Having inherited her mother's ability, Gwen dreams about the Grabber's abduction of Bruce, a boy Finney knew from Little League. Two police detectives, Wright and Miller, interview Gwen at school, believing she may know the Grabber. When Terrence learns about the questioning, he gives Gwen a beating. Soon afterward, the Grabber abducts first Robin and then Finney.
Finney awakens in a soundproofed basement with a disconnected black rotary dial telephone on one wall. It begins to ring on its own at times; Finney hears only static when he first answers it, but then hears Bruce's voice telling him about a floor tile he can remove to dig an escape tunnel. Finney starts to dig, but the house's foundations are sunk too deeply for him to go beneath them.
The Grabber brings Finney a meal and leaves the basement door unlocked. As Finney is about to sneak out, he gets a call from Billy, another past victim. Billy warns Finney that the Grabber is waiting at the top of the basement stairs to punish him if he tries to leave, as part of a cruel game. At Billy's suggestion, Finney uses a hidden length of cable to climb up to the basement window; however, his weight pulls out the grate covering the pane, leaving him with no way to reach it again.
As Gwen confides to Terrence about her dreams of Finney's abduction, Wright and Miller question an eccentric man named Max who is staying in the area with his brother and has shown great interest in the Grabber's crimes.

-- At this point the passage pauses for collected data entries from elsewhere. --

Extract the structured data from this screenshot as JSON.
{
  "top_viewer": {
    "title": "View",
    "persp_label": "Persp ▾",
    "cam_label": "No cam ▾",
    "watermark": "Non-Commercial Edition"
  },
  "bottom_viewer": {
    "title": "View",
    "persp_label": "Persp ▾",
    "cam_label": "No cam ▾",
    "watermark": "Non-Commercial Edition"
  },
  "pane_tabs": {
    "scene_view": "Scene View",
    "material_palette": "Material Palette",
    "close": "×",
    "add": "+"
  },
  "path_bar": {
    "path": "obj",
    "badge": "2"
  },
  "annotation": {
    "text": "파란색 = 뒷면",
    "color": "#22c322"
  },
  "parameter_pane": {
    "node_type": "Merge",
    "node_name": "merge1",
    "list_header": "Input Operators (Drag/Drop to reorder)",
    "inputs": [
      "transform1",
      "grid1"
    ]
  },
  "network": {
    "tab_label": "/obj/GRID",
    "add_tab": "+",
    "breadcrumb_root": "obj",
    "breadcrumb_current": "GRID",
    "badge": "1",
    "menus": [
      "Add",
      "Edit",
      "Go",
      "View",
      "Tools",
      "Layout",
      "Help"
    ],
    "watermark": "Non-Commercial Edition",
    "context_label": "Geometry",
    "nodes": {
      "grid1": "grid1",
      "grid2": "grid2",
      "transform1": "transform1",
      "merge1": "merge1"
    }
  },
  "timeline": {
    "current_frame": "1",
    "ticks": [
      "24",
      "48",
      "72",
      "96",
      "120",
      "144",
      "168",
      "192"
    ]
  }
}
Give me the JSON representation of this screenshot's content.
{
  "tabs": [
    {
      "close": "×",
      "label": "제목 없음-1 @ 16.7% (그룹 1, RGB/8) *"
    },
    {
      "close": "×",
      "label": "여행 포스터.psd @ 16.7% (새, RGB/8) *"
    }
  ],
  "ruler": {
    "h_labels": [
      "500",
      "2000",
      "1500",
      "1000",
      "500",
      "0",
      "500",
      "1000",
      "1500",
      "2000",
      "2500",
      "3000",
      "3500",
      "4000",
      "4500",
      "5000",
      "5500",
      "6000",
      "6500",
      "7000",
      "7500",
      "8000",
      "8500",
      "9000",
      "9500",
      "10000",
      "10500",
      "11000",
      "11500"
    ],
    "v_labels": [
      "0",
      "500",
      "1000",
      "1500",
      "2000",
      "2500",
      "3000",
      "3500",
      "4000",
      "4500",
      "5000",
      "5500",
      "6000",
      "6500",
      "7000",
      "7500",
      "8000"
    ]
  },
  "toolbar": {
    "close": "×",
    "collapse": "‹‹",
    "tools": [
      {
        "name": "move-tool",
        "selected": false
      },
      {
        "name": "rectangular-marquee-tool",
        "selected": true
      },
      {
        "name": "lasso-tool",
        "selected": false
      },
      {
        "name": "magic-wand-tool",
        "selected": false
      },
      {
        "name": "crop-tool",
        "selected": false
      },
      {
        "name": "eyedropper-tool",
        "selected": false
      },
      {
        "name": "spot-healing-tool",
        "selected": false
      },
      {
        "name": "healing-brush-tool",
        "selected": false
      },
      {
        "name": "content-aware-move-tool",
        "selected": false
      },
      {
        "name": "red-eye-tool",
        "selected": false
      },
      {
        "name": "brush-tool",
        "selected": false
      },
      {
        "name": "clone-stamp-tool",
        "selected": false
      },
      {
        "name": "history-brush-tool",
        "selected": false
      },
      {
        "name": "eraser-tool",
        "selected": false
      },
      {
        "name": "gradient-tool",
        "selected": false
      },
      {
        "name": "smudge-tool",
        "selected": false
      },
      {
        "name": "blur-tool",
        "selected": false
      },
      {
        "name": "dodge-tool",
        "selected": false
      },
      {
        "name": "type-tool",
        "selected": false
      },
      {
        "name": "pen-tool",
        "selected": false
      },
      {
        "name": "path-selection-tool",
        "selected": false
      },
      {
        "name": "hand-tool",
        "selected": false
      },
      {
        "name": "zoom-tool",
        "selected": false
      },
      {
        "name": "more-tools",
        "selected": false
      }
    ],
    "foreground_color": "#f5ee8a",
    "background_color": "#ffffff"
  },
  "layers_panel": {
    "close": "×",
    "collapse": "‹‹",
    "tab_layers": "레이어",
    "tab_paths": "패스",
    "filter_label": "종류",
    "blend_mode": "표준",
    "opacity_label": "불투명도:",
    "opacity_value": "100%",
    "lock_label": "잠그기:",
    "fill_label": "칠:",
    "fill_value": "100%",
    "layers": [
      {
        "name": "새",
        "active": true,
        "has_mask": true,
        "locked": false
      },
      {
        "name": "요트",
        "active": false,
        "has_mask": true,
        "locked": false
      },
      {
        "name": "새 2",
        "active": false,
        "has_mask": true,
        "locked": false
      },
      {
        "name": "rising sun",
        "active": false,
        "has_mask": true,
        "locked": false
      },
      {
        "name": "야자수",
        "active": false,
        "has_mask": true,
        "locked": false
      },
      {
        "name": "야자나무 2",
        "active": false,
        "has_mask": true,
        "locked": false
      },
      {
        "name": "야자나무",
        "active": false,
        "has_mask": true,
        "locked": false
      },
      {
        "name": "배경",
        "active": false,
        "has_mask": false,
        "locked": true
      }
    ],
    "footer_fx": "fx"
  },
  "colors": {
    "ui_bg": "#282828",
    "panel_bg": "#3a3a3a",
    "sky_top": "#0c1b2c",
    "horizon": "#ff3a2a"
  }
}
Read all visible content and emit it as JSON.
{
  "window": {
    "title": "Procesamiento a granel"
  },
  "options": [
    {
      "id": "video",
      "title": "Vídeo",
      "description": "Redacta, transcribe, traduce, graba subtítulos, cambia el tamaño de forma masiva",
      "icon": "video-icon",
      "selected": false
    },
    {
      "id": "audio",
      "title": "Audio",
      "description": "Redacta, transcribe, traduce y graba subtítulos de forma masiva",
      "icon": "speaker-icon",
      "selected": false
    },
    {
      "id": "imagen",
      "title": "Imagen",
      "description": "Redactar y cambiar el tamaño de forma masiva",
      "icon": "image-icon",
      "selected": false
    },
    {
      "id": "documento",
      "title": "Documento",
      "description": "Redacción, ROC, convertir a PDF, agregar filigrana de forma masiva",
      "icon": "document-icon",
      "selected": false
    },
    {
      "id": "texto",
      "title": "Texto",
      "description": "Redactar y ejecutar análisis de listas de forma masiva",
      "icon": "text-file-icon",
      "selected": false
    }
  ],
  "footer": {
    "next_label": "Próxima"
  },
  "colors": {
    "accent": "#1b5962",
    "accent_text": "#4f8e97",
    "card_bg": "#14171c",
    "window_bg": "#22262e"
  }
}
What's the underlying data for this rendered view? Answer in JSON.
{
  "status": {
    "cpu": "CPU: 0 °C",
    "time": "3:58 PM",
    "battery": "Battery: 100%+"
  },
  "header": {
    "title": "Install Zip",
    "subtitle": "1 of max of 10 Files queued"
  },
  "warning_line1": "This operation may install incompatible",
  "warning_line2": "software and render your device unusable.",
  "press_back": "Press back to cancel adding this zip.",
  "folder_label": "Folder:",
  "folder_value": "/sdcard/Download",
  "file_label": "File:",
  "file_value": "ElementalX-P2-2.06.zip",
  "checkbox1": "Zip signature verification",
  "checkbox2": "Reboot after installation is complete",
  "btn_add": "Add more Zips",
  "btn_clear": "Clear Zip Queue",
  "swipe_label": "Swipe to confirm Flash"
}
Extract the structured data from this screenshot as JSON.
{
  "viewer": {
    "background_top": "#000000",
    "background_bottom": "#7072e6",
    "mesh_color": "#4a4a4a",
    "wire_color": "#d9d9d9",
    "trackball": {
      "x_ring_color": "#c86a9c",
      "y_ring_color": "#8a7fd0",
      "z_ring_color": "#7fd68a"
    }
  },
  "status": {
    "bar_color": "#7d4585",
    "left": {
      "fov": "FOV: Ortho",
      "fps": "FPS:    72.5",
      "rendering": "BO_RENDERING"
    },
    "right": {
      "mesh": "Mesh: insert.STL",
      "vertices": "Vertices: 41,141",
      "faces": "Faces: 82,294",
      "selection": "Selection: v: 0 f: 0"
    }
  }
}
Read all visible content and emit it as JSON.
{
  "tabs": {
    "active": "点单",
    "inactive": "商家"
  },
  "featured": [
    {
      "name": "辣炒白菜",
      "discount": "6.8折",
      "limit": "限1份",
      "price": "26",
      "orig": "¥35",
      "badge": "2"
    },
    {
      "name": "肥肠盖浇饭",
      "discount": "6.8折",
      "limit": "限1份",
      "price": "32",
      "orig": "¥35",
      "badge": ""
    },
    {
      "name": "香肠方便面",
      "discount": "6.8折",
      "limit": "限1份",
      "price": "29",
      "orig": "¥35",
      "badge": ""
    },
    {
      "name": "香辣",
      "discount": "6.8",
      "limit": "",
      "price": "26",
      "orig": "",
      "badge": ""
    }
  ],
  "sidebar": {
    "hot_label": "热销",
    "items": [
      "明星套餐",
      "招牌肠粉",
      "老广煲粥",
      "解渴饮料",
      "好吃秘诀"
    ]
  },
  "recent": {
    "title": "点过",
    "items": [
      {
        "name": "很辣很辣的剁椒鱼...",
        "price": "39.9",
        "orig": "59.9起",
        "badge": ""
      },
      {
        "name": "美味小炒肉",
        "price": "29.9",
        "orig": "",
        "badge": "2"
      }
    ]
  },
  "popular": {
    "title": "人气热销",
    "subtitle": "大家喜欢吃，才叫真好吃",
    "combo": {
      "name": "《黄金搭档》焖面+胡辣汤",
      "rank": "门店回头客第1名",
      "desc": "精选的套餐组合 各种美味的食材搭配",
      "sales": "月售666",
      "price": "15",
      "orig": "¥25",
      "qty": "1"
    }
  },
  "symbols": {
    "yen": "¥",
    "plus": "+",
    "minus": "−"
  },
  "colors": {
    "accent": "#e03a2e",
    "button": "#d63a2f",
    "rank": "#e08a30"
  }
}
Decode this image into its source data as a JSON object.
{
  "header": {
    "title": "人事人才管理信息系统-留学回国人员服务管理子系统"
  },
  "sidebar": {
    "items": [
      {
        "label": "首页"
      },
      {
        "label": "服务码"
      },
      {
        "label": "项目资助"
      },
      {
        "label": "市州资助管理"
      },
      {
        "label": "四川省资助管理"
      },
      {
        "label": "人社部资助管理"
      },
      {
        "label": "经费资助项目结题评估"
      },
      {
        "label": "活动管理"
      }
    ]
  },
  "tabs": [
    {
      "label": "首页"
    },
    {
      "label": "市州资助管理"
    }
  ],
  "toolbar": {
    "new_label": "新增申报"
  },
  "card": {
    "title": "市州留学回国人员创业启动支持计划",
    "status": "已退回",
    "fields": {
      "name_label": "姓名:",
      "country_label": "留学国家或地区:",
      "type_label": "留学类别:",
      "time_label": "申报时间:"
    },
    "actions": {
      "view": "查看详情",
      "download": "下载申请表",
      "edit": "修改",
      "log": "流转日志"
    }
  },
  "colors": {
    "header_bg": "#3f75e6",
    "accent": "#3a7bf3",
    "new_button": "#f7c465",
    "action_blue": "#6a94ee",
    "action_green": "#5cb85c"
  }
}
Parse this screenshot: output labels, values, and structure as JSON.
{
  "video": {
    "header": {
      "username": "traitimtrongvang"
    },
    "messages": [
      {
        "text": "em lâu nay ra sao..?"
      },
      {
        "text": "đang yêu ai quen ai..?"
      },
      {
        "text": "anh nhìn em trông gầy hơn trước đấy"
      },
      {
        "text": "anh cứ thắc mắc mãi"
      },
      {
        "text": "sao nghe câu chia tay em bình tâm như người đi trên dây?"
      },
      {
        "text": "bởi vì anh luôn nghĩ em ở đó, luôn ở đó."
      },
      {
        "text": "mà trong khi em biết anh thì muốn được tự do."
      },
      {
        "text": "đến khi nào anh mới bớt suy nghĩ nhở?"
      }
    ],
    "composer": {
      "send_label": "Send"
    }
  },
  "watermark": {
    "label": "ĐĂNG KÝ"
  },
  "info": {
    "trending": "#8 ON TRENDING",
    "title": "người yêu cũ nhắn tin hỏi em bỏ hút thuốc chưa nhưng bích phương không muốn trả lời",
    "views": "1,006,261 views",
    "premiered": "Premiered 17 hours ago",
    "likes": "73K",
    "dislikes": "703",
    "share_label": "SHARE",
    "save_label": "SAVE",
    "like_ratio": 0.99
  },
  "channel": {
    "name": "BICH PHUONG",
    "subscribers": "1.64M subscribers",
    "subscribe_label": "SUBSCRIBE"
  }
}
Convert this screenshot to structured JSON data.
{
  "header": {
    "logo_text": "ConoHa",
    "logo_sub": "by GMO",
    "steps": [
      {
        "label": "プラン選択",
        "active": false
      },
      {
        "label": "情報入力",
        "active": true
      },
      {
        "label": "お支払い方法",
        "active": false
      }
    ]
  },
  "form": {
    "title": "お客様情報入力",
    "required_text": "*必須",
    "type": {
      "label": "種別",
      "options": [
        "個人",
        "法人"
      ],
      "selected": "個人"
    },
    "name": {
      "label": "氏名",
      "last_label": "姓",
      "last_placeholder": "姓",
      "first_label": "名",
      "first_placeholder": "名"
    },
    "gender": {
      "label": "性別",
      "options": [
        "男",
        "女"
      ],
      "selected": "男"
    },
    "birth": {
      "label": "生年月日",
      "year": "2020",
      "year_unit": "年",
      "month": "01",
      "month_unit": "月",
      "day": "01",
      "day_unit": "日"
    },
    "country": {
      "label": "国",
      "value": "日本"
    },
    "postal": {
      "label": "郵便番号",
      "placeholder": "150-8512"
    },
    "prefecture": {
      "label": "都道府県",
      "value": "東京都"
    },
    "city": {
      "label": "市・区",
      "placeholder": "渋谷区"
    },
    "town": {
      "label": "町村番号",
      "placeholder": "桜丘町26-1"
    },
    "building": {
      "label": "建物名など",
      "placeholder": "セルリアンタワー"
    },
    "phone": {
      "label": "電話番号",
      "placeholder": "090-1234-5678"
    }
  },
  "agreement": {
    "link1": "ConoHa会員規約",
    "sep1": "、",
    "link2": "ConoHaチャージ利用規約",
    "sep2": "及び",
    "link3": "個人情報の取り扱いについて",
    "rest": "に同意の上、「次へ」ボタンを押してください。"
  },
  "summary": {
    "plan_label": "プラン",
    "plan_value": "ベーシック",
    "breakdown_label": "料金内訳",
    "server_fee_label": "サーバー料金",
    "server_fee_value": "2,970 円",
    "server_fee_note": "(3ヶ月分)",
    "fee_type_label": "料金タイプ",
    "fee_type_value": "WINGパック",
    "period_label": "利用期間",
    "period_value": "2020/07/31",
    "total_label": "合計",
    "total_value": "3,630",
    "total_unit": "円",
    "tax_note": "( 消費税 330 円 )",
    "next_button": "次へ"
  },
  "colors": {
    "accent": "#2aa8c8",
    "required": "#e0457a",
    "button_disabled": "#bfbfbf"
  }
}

It is revealed that Finney is being held in Max's basement and that the Grabber is his brother.
Finney receives a call from Griffin, a third victim, who gives him the combination to the lock securing the house's front door and tells him that the Grabber has fallen asleep. He sneaks out and unlocks the door, but the Grabber quickly recaptures Finney after his dog Samson barks to wake him. A fourth victim, a juvenile delinquent named Vance, calls to tell Finney he can break through a wall and into a freezer in the adjacent room. Finney does so but finds the freezer door locked. As Finney despairs over his fate, he receives one last call from Robin, who urges him to stand up for himself and fight back by packing the phone receiver with dirt to use as a bludgeon.